BOOK REVIEW: BLUE HEAVEN
Blue Heaven is a departure from Box's Joe Pickett series, but still holds all of the qualities that readers expect. Rather than game warden Joe Pickett, Blue Heaven's protagonist is a tough old rancher named Jess Rawlins. Box moves the setting slightly west into Idaho for this book.
The northern part of Idaho, known to natives as “North Idaho,” is also nicknamed “Blue Heaven,” because of all of the retired cops from California who retire to the area. One would think having retired police officers move in would be a good thing for a community, but the influx of newcomers has its drawbacks. They tend to stay to themselves and not mingle with the locals. Also they have bought up failing ranches and divided them into mini “gentleman's ranches.” They flash a lot of money around in an area that has lost most of the lumber and mining jobs, so there is economic resentment as well. But the biggest problem is that not all of the retired policemen are good cops. In fact, some of them are down right evil.
Two young children trying to find a spot to fish accidentally see what they believe is a murder being committed by a group of men. What's worse, one of the men sees the kids. The children, Annie and William Taylor, struggle to outwit their pursuers while trying to decide who, if anyone, they can trust. When Jess Rawlins finds the kids hiding in his barn, he has to decide whether to believe their far fetched story or not. What follows is a thrilling game of cat and mouse as Rawlins tries to hide and protect the children who are being pursued by four desperate men. Four very bad retired cops.
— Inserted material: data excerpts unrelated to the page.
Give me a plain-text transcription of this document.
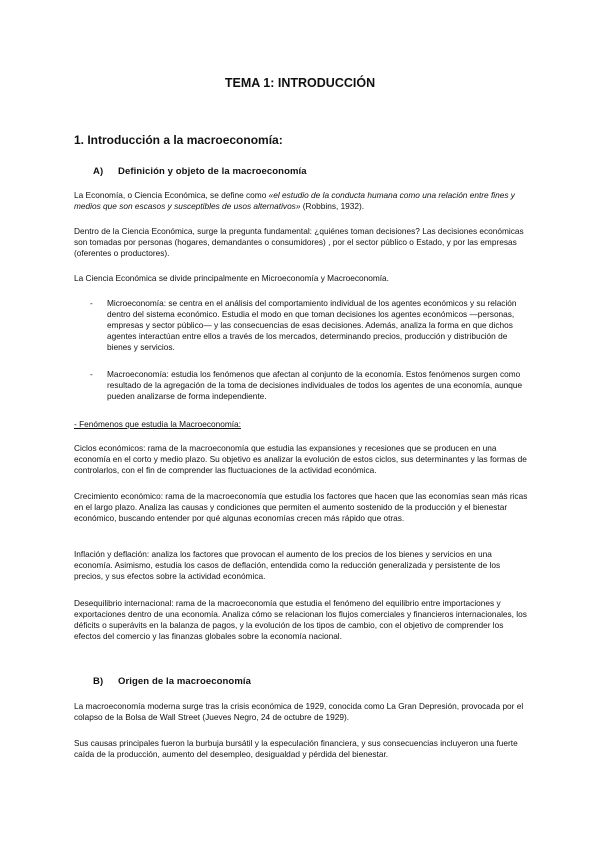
TEMA 1: INTRODUCCIÓN
1. Introducción a la macroeconomía:
A) Definición y objeto de la macroeconomía

La Economía, o Ciencia Económica, se define como «el estudio de la conducta humana como una relación entre fines y medios que son escasos y susceptibles de usos alternativos» (Robbins, 1932).

Dentro de la Ciencia Económica, surge la pregunta fundamental: ¿quiénes toman decisiones? Las decisiones económicas son tomadas por personas (hogares, demandantes o consumidores) , por el sector público o Estado, y por las empresas (oferentes o productores).

La Ciencia Económica se divide principalmente en Microeconomía y Macroeconomía.

-	Microeconomía: se centra en el análisis del comportamiento individual de los agentes económicos y su relación dentro del sistema económico. Estudia el modo en que toman decisiones los agentes económicos —personas, empresas y sector público— y las consecuencias de esas decisiones. Además, analiza la forma en que dichos agentes interactúan entre ellos a través de los mercados, determinando precios, producción y distribución de bienes y servicios.
-	Macroeconomía: estudia los fenómenos que afectan al conjunto de la economía. Estos fenómenos surgen como resultado de la agregación de la toma de decisiones individuales de todos los agentes de una economía, aunque pueden analizarse de forma independiente.

- Fenómenos que estudia la Macroeconomía:

Ciclos económicos: rama de la macroeconomía que estudia las expansiones y recesiones que se producen en una economía en el corto y medio plazo. Su objetivo es analizar la evolución de estos ciclos, sus determinantes y las formas de controlarlos, con el fin de comprender las fluctuaciones de la actividad económica.

Crecimiento económico: rama de la macroeconomía que estudia los factores que hacen que las economías sean más ricas en el largo plazo. Analiza las causas y condiciones que permiten el aumento sostenido de la producción y el bienestar económico, buscando entender por qué algunas economías crecen más rápido que otras.

Inflación y deflación: analiza los factores que provocan el aumento de los precios de los bienes y servicios en una economía. Asimismo, estudia los casos de deflación, entendida como la reducción generalizada y persistente de los precios, y sus efectos sobre la actividad económica.

Desequilibrio internacional: rama de la macroeconomía que estudia el fenómeno del equilibrio entre importaciones y exportaciones dentro de una economía. Analiza cómo se relacionan los flujos comerciales y financieros internacionales, los déficits o superávits en la balanza de pagos, y la evolución de los tipos de cambio, con el objetivo de comprender los efectos del comercio y las finanzas globales sobre la economía nacional.

B) Origen de la macroeconomía

La macroeconomía moderna surge tras la crisis económica de 1929, conocida como La Gran Depresión, provocada por el colapso de la Bolsa de Wall Street (Jueves Negro, 24 de octubre de 1929).

Sus causas principales fueron la burbuja bursátil y la especulación financiera, y sus consecuencias incluyeron una fuerte caída de la producción, aumento del desempleo, desigualdad y pérdida del bienestar.
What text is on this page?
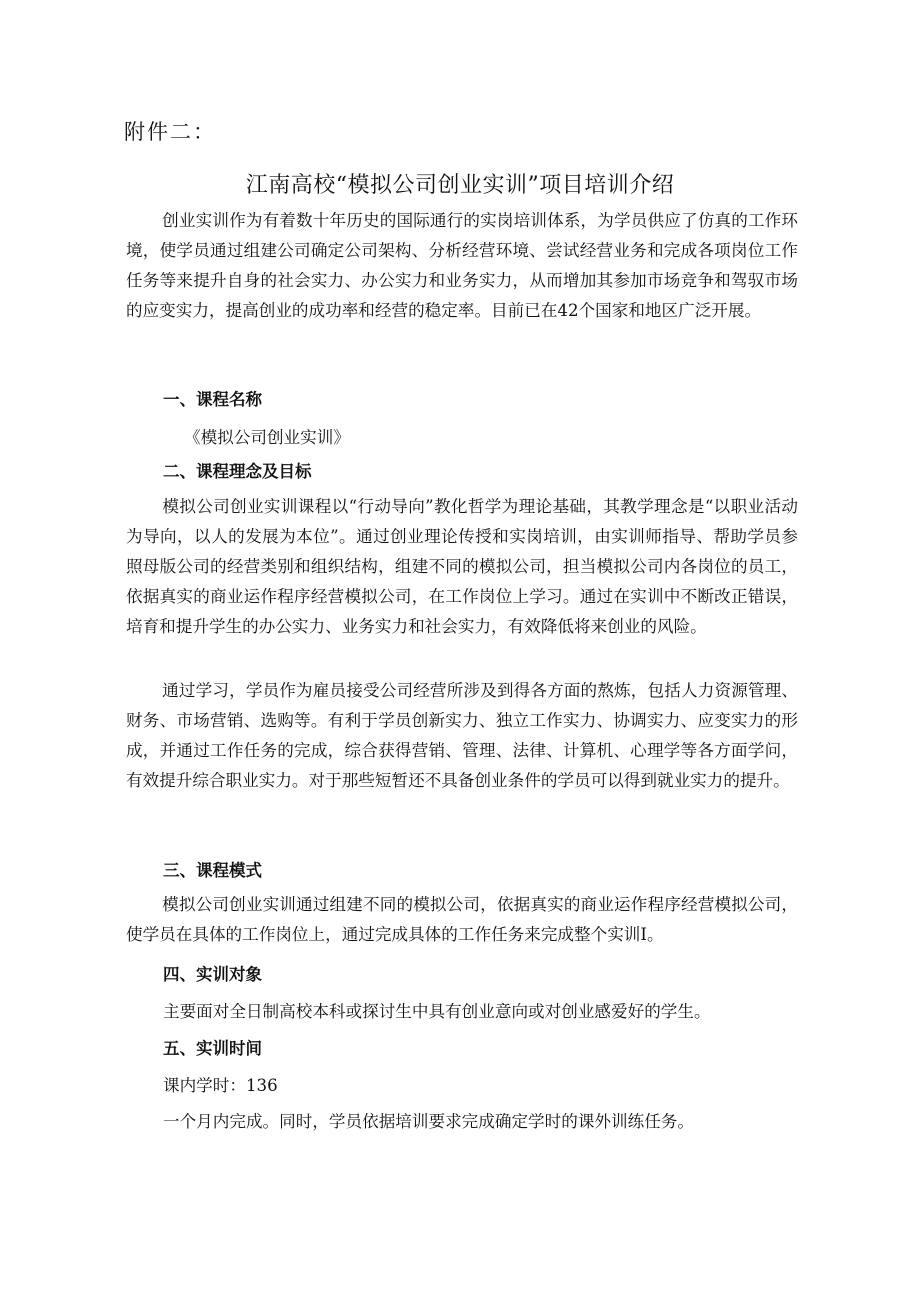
附件二：
江南高校“模拟公司创业实训”项目培训介绍

创业实训作为有着数十年历史的国际通行的实岗培训体系，为学员供应了仿真的工作环境，使学员通过组建公司确定公司架构、分析经营环境、尝试经营业务和完成各项岗位工作任务等来提升自身的社会实力、办公实力和业务实力，从而增加其参加市场竞争和驾驭市场的应变实力，提高创业的成功率和经营的稳定率。目前已在42个国家和地区广泛开展。

一、课程名称
《模拟公司创业实训》
二、课程理念及目标

模拟公司创业实训课程以“行动导向”教化哲学为理论基础，其教学理念是“以职业活动为导向，以人的发展为本位”。通过创业理论传授和实岗培训，由实训师指导、帮助学员参照母版公司的经营类别和组织结构，组建不同的模拟公司，担当模拟公司内各岗位的员工，依据真实的商业运作程序经营模拟公司，在工作岗位上学习。通过在实训中不断改正错误，培育和提升学生的办公实力、业务实力和社会实力，有效降低将来创业的风险。

通过学习，学员作为雇员接受公司经营所涉及到得各方面的熬炼，包括人力资源管理、财务、市场营销、选购等。有利于学员创新实力、独立工作实力、协调实力、应变实力的形成，并通过工作任务的完成，综合获得营销、管理、法律、计算机、心理学等各方面学问，有效提升综合职业实力。对于那些短暂还不具备创业条件的学员可以得到就业实力的提升。

三、课程模式

模拟公司创业实训通过组建不同的模拟公司，依据真实的商业运作程序经营模拟公司，使学员在具体的工作岗位上，通过完成具体的工作任务来完成整个实训I。

四、实训对象
主要面对全日制高校本科或探讨生中具有创业意向或对创业感爱好的学生。
五、实训时间
课内学时：136
一个月内完成。同时，学员依据培训要求完成确定学时的课外训练任务。
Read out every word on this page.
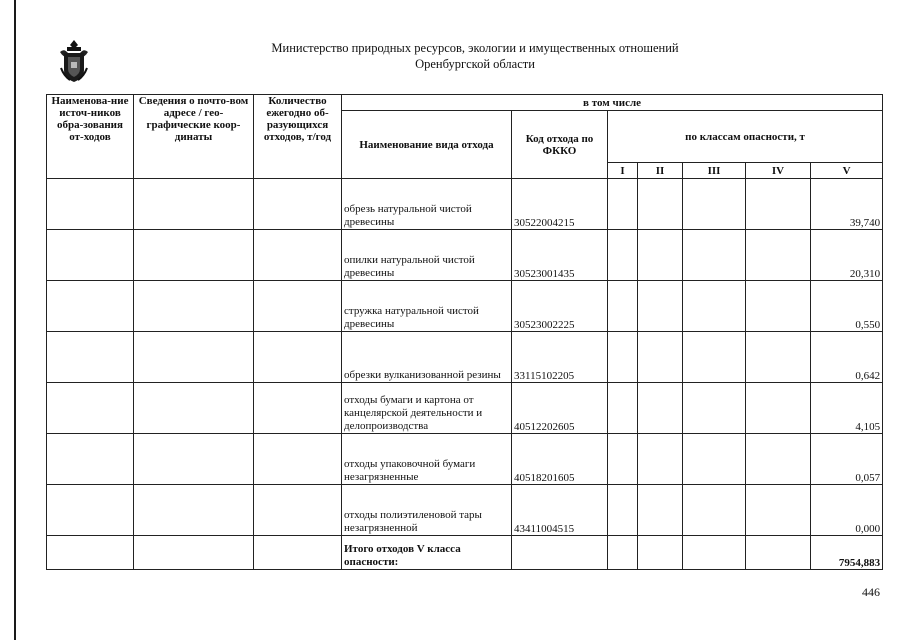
Министерство природных ресурсов, экологии и имущественных отношений
Оренбургской области
Наименова-ние источ-ников обра-зования от-ходов	Сведения о почто-вом адресе / гео-графические коор-динаты	Количество ежегодно об-разующихся отходов, т/год	в том числе						
			Наименование вида отхода	Код отхода по ФККО	по классам опасности, т				
					I	II	III	IV	V
			обрезь натуральной чистой древесины	30522004215					39,740
			опилки натуральной чистой древесины	30523001435					20,310
			стружка натуральной чистой древесины	30523002225					0,550
			обрезки вулканизованной резины	33115102205					0,642
			отходы бумаги и картона от канцелярской деятельности и делопроизводства	40512202605					4,105
			отходы упаковочной бумаги незагрязненные	40518201605					0,057
			отходы полиэтиленовой тары незагрязненной	43411004515					0,000
			Итого отходов V класса опасности:						7954,883
446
The book is told from multiple points of view, so the reader knows what is happening alternately with the children, another former cop still trying to close an old case, the banker who has some issues of his own to resolve and of coarse, the four bad men. Box does a great job of making the reader a part of the story. The characters are so strong and setting so clearly defined, its like the reader has lived with these people in Kootenai Bay forever.